I also set the timeout to 30s and still getting the same errors

spaullilly commented 1 week ago

I figured out what was going on with the bind: already in use issue. No need to look further here. Though a caching layer would be helpful here. We have 2 scrapers running and the 2nd request fails with this.

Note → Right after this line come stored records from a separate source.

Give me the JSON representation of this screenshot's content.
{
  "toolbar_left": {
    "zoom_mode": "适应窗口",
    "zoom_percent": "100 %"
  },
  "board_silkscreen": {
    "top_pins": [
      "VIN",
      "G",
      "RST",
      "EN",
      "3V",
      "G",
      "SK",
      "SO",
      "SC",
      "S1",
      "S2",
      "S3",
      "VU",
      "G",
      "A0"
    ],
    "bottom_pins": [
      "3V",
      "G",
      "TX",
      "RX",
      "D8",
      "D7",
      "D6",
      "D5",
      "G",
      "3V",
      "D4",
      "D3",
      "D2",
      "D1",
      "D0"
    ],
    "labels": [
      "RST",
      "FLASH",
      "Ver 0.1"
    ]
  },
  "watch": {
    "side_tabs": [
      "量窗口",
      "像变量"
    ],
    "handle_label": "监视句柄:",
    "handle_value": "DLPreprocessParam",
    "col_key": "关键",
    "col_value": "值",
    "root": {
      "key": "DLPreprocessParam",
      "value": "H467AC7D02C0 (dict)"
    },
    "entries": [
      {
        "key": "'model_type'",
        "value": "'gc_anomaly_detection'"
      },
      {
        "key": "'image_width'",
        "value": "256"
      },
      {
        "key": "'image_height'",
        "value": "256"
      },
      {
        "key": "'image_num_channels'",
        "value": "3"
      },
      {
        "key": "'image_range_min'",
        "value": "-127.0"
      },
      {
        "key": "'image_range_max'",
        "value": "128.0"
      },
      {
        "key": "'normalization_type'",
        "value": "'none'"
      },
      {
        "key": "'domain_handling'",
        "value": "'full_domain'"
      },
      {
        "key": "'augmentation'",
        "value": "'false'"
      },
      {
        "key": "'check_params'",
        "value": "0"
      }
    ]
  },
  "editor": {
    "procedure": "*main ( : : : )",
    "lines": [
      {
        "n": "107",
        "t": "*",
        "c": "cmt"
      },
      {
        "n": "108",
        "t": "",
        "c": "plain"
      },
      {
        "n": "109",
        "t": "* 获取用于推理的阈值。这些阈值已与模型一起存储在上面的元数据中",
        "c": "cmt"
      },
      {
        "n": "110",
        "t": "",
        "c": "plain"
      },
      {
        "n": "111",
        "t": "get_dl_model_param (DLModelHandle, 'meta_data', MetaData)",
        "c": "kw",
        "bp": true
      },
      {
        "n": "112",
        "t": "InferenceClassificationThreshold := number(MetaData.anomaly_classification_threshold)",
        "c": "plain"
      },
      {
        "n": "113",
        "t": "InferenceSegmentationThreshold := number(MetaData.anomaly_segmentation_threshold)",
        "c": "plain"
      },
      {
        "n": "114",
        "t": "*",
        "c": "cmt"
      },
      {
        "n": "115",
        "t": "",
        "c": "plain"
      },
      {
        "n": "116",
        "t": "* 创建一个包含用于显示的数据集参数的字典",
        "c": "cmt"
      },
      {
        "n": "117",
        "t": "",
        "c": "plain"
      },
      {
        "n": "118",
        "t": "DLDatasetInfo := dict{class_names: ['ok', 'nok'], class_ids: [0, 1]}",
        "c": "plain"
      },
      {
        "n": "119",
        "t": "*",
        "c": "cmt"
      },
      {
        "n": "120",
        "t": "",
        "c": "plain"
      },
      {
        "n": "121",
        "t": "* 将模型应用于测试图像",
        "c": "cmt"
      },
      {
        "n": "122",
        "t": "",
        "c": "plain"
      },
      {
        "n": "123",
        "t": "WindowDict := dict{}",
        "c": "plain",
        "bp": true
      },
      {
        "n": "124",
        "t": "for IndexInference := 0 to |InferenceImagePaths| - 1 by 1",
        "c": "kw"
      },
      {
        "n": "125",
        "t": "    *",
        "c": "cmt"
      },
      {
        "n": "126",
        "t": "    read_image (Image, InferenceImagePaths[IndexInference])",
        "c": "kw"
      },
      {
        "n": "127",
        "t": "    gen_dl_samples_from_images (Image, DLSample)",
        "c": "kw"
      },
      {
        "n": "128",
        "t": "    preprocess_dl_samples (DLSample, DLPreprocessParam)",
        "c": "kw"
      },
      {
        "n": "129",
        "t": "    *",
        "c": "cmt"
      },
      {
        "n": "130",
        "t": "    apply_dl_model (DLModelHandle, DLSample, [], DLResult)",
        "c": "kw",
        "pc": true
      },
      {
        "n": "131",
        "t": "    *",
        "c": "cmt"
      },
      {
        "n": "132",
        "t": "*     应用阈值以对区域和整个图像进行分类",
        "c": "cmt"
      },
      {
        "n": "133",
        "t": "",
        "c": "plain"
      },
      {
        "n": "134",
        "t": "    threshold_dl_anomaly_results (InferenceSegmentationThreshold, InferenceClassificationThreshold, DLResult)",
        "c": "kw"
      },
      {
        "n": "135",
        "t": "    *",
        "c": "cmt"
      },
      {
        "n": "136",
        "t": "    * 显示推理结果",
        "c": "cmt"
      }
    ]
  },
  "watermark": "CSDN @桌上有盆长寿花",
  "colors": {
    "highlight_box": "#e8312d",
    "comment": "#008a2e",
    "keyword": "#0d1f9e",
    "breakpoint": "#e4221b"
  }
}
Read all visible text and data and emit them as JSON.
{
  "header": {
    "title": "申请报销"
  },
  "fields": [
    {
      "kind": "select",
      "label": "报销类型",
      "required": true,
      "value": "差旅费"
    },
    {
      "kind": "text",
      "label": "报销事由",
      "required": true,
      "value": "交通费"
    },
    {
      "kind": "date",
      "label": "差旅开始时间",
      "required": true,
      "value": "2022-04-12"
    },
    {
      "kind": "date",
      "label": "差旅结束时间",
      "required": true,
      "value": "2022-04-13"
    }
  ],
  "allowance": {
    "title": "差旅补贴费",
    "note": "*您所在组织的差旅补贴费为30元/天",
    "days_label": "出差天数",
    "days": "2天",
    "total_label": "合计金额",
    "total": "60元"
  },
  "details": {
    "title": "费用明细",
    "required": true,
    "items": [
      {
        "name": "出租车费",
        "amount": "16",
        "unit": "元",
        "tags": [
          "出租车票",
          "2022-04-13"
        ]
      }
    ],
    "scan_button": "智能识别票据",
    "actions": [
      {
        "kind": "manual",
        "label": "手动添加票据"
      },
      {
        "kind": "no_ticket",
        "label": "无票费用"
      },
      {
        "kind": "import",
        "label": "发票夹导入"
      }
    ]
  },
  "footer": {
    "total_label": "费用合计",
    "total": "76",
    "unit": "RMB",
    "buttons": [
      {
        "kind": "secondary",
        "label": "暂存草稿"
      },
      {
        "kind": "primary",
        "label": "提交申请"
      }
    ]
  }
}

But the I/O is happening randomly (more persistently). Some calls work within a second, while others will get tracking and then timeout on getting serverstats and some will simple fail to get both within the timeout. I have the timeout set to 30s (previously 5s) and at that duration completion, it shows this error.

Maybe this is a issue with chronyd resources?

SuperQ commented 1 week ago

I guess the way the unix socket works, you can only make one connection at a time.

We could change the unix socket code to make one shared connection.